32/01 Finanzverfahren allgemeines Abgabenrecht;
35/02 Zollgesetz;

Norm

BAO §11;
FinStrG §11;
FinStrG §35 Abs2;
FinStrG §38 Abs1 lita;
ZollG 1988 §174 Abs3 litc;

Betreff

Der Verwaltungsgerichtshof hat durch den Vorsitzenden Senatspräsident Dr. Waldner und die Hofräte Dr. Steiner, Dr. Fellner, Dr. Höfinger und Dr. Kail als Richter, im Beisein des Schriftführers Mag. Valenta, über die Beschwerde des W in C (Deutschland), vertreten durch Dr. Günther Stanonik, Rechtsanwalt in Salzburg, Ignaz-Harrer-Straße 13/I, gegen den Bescheid der Finanzlandesdirektion für Salzburg vom 20. November 2000, Zl. ZRV 70/1-3/99, betreffend Vorschreibung von Eingangsabgaben, zu Recht erkannt:

Spruch

Die Beschwerde wird als unbegründet abgewiesen.

Der Beschwerdeführer hat dem Bund Aufwendungen in der Höhe von  EUR 332,-- binnen zwei Wochen bei sonstiger Exekution zu ersetzen.

Begründung

Der Beschwerdeführer wurde mit Urteil des Landesgerichtes Salzburg vom 16. Februar 1996 schuldig erkannt, J.F. vorsätzlich zur Ausführung eines Finanzvergehens durch jeweilige Falscherklärungen des Zollwertes für die von ihm anlässlich von Werbefahrten im Zollausland an inländische Abnehmer verkaufte Waren bestimmt zu haben, worauf J.F. im Zeitraum September 1986 bis Frühjahr 1988 vorsätzlich unter Verletzung der abgabenrechtlichen Anzeige-, Offenlegungs- und Wahrheitspflicht die Verkürzung von Abgaben von S 3,570.357,-- bewirkte.
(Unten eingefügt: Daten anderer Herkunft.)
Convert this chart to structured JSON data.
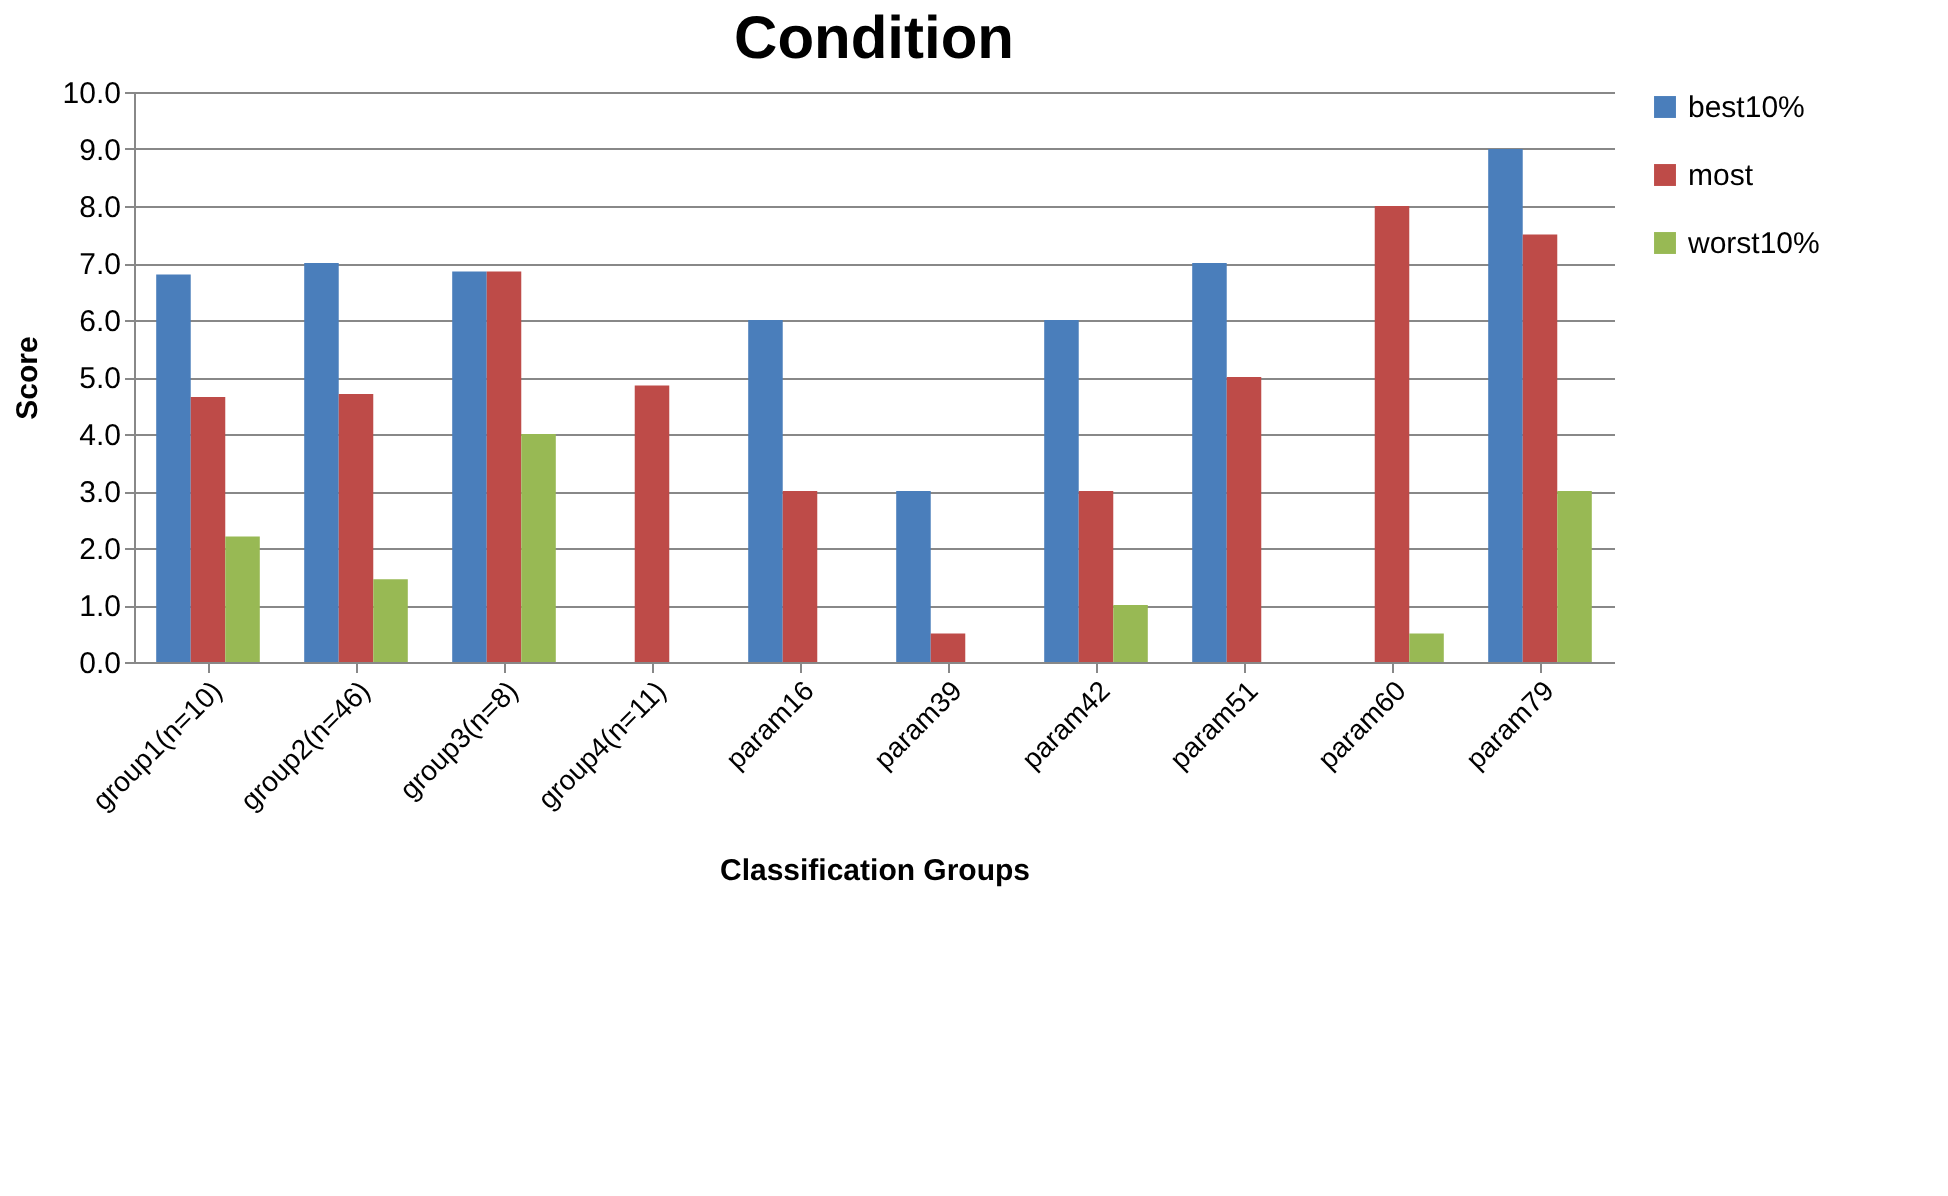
{
  "chart_data": {
    "type": "bar",
    "title": "Condition",
    "xlabel": "Classification  Groups",
    "ylabel": "Score",
    "categories": [
      "group1(n=10)",
      "group2(n=46)",
      "group3(n=8)",
      "group4(n=11)",
      "param16",
      "param39",
      "param42",
      "param51",
      "param60",
      "param79"
    ],
    "series": [
      {
        "name": "best10%",
        "color": "#4a7ebb",
        "values": [
          6.8,
          7.0,
          6.85,
          0,
          6.0,
          3.0,
          6.0,
          7.0,
          0,
          9.0
        ]
      },
      {
        "name": "most",
        "color": "#be4b48",
        "values": [
          4.65,
          4.7,
          6.85,
          4.85,
          3.0,
          0.5,
          3.0,
          5.0,
          8.0,
          7.5
        ]
      },
      {
        "name": "worst10%",
        "color": "#98b954",
        "values": [
          2.2,
          1.45,
          4.0,
          0,
          0,
          0,
          1.0,
          0,
          0.5,
          3.0
        ]
      }
    ],
    "ylim": [
      0,
      10
    ],
    "yticks": [
      {
        "value": 0,
        "label": "0.0"
      },
      {
        "value": 1,
        "label": "1.0"
      },
      {
        "value": 2,
        "label": "2.0"
      },
      {
        "value": 3,
        "label": "3.0"
      },
      {
        "value": 4,
        "label": "4.0"
      },
      {
        "value": 5,
        "label": "5.0"
      },
      {
        "value": 6,
        "label": "6.0"
      },
      {
        "value": 7,
        "label": "7.0"
      },
      {
        "value": 8,
        "label": "8.0"
      },
      {
        "value": 9,
        "label": "9.0"
      },
      {
        "value": 10,
        "label": "10.0"
      }
    ],
    "grid": "y",
    "legend": "right"
  }
}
Der Beschwerdeführer habe dadurch das Finanzvergehen der gewerbsmäßigen Hinterziehung von Eingangsabgaben als Beteiligter nach §§ 11, 35 Abs. 2, 38 Abs. 1 lit. a FinStrG begangen und wurde mit einer Geldstrafe von S 900.000,-- (Ersatzfreiheitsstrafe drei Monate) sowie einer Wertersatzstrafe von S 900.000,-- (Ersatzfreiheitsstrafe drei Monate) bestraft.

Die dagegen erhobene Nichtigkeitsbeschwerde wurde mit Urteil des OGH vom 5. Dezember 1996 verworfen und der Berufung wurde keine Folge gegeben.

Mit Bescheid vom 24. März 1993 schrieb das Hauptzollamt Salzburg J.F. die nach § 174 Abs. 3 lit. c Zollgesetz (ZollG) kraft Gesetzes entstandene Eingangsabgabenschuld (ohne Einfuhrumsatzsteuer) samt Säumniszuschlag von insgesamt S 1,270.298,-- vor.

Mit Haftungsbescheid vom 23. Oktober 1997 forderte das Hauptzollamt Salzburg den Beschwerdeführer als Haftenden nach § 11 BAO auf, Zoll, AF-Beitrag und Säumniszuschlag in der Höhe von S 128.382,-- zu entrichten.

In der gegen diesen Bescheid erhobenen Berufung bekämpfte der Beschwerdeführer die Inanspruchnahme zur Haftung und beantragte, weil ihm der gegen J.F. geltend gemachte Abgabenanspruch nicht bekannt sei, die Zustellung des an J.F. ergangenen Bescheides des Hauptzollamtes Salzburg vom 24. März 1993 an ihn.

Mit Berufungsvorentscheidung vom 17. Dezember 1997 wies das Hauptzollamt Salzburg die Berufung betreffend Inanspruchnahme der Haftung für die vorgeschriebenen Eingangsabgaben ab.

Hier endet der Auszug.